The Art of Healing

Mercy Medical Center is using the healing power of art to create a more calming, not to mention beautiful, environment for patients and guests.

Story by Dick Baltus Photos by Thomas Boyd

Think of the typical American hospital and “soothing” almost certainly is not the first word that comes to mind. Hospitals, understandably, can be stressful places.

But a unique program at Mercy Medical Center has done wonders to give patients receiving care for their physical needs – as well as their loved ones and other visitors—a mental respite from the burdens they may be carrying.

Many of the walls throughout Mercy are adorned with beautiful, calming artwork, most the creative output of local artists, including Roseburg High School students. Other pieces have been donated by artists from across the country.

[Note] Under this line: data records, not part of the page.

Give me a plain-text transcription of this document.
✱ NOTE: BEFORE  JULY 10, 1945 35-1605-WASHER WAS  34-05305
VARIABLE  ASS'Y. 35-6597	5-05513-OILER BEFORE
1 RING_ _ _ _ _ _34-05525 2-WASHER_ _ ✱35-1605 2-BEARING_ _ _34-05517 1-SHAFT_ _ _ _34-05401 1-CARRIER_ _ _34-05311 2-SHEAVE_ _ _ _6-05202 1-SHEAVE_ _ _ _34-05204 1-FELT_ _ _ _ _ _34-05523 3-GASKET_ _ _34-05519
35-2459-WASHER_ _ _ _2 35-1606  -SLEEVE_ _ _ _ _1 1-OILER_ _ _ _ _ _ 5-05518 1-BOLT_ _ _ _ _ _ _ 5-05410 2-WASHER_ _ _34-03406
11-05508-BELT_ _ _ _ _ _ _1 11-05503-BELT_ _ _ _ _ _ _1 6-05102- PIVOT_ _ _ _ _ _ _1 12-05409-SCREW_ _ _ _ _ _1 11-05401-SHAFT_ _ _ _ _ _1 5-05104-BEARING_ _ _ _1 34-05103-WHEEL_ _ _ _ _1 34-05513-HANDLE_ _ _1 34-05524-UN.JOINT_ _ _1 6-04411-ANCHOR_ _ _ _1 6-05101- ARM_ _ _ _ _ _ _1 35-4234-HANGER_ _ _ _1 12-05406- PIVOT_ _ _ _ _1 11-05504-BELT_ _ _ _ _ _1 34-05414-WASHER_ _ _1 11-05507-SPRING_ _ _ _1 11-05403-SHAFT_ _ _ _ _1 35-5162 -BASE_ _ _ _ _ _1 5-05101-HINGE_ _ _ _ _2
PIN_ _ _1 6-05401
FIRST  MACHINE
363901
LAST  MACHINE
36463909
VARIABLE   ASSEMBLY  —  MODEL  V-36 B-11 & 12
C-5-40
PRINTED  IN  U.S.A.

Art as Healing coordinator and artist Janice Matthews with her own creation.

Art as Healing coordinator and artist Janice Matthews with her own creation.

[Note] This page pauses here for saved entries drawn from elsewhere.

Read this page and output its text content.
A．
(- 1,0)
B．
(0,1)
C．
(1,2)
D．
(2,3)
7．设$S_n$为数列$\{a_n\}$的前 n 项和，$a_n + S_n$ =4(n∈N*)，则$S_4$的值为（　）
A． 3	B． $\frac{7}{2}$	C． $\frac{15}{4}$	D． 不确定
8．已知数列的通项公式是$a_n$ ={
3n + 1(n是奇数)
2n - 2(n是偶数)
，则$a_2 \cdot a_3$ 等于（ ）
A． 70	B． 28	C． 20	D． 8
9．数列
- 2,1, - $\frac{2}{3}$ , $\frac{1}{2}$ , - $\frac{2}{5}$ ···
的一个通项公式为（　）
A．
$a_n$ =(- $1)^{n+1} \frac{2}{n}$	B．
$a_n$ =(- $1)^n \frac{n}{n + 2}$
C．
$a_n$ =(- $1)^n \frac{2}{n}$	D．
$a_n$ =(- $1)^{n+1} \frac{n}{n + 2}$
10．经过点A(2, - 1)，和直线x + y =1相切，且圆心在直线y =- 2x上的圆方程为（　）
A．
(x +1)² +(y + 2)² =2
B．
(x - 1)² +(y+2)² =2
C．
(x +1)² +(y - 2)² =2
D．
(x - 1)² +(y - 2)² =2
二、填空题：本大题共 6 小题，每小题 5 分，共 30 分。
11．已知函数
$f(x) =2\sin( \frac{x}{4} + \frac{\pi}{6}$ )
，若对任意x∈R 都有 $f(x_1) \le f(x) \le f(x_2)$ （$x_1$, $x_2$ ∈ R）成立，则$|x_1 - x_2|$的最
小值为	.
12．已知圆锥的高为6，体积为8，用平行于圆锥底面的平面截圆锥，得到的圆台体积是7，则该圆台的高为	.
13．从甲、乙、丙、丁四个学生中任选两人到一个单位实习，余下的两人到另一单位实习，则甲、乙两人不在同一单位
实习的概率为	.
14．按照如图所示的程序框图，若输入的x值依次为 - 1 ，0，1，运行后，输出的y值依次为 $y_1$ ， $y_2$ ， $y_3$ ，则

The entire collection is part of Mercy’s “Art as Healing” project, the brainchild of Janice Matthews, an artist and registered nurse at Mercy. “It began after I spent time at Oregon Health & Science University, where my husband had five surgeries in one year,” Matthews says. “I spent a lot of time wandering the hospital halls and discovered many areas filled with beautiful and thought-provoking art.”

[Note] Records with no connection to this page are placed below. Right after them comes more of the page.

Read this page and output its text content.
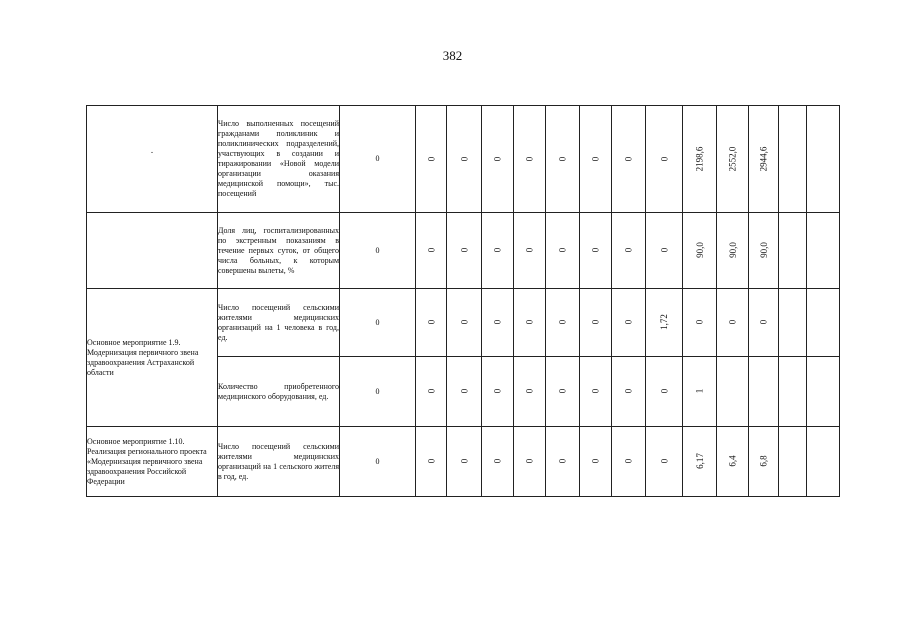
382
.	Число выполненных посещений гражданами поликлиник и поликлинических подразделений, участвующих в создании и тиражировании «Новой модели организации оказания медицинской помощи», тыс. посещений	0	0	0	0	0	0	0	0	0	2198,6	2552,0	2944,6		
	Доля лиц, госпитализированных по экстренным показаниям в течение первых суток, от общего числа больных, к которым совершены вылеты, %	0	0	0	0	0	0	0	0	0	90,0	90,0	90,0		
Основное мероприятие 1.9. Модернизация первичного звена здравоохранения Астраханской области	Число посещений сельскими жителями медицинских организаций на 1 человека в год, ед.	0	0	0	0	0	0	0	0	1,72	0	0	0		
	Количество приобретенного медицинского оборудования, ед.	0	0	0	0	0	0	0	0	0	1				
Основное мероприятие 1.10. Реализация регионального проекта «Модернизация первичного звена здравоохранения Российской Федерации	Число посещений сельскими жителями медицинских организаций на 1 сельского жителя в год, ед.	0	0	0	0	0	0	0	0	0	6,17	6,4	6,8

A placard under one of the pieces carried the message, “Art has the power to heal and gives meaning to life,” a sentiment that resonated with Matthews during a difficult time.

“I wanted Mercy to have that same feeling of solace,” she says.

Matthews enlisted her friend and fellow artist, Marjorie Feldman, to start an art program at Mercy, and their first exhibit, called“Be a Great Human Being,” a collection of 40 paintings solicited from RHS students and local artists, went up in 2011. Since then, several other collections following various themes have been added, funded in part by $42,000 provided by Mercy. Many of the pieces have been donated by the artists.


—Janice Matthews

Besides paintings, the collections now include mixed media, silk screens, acrylic, oil, woodcuts, photography, a quilt and a sculpture. The works represent more than 75 artists, most local but others the out-of-town friends of Matthews and Feldman, both of whom have donated several of their own pieces to the collection.

For Feldman, the connection between art and medicine runs deep. “I remember picking out lithographs in New York City with my parents for my dad’s surgical offices, so art and medicine have always been linked in my life,” she says.


In addition, when Feldman’s husband, Howard, a recently retired Mercy cardiologist, practiced in Montana he had his office space built to accommodate large works by local artists.

“Art has always been a passion and important to both of us,” she says.

Many Mercy patients and visitors are equally passionate about the “Art as Healing” project, Matthews says.

“Every time I go to Mercy I hear a lot of comments about how much people are enjoying the art,” she says. “That is the reward for me.”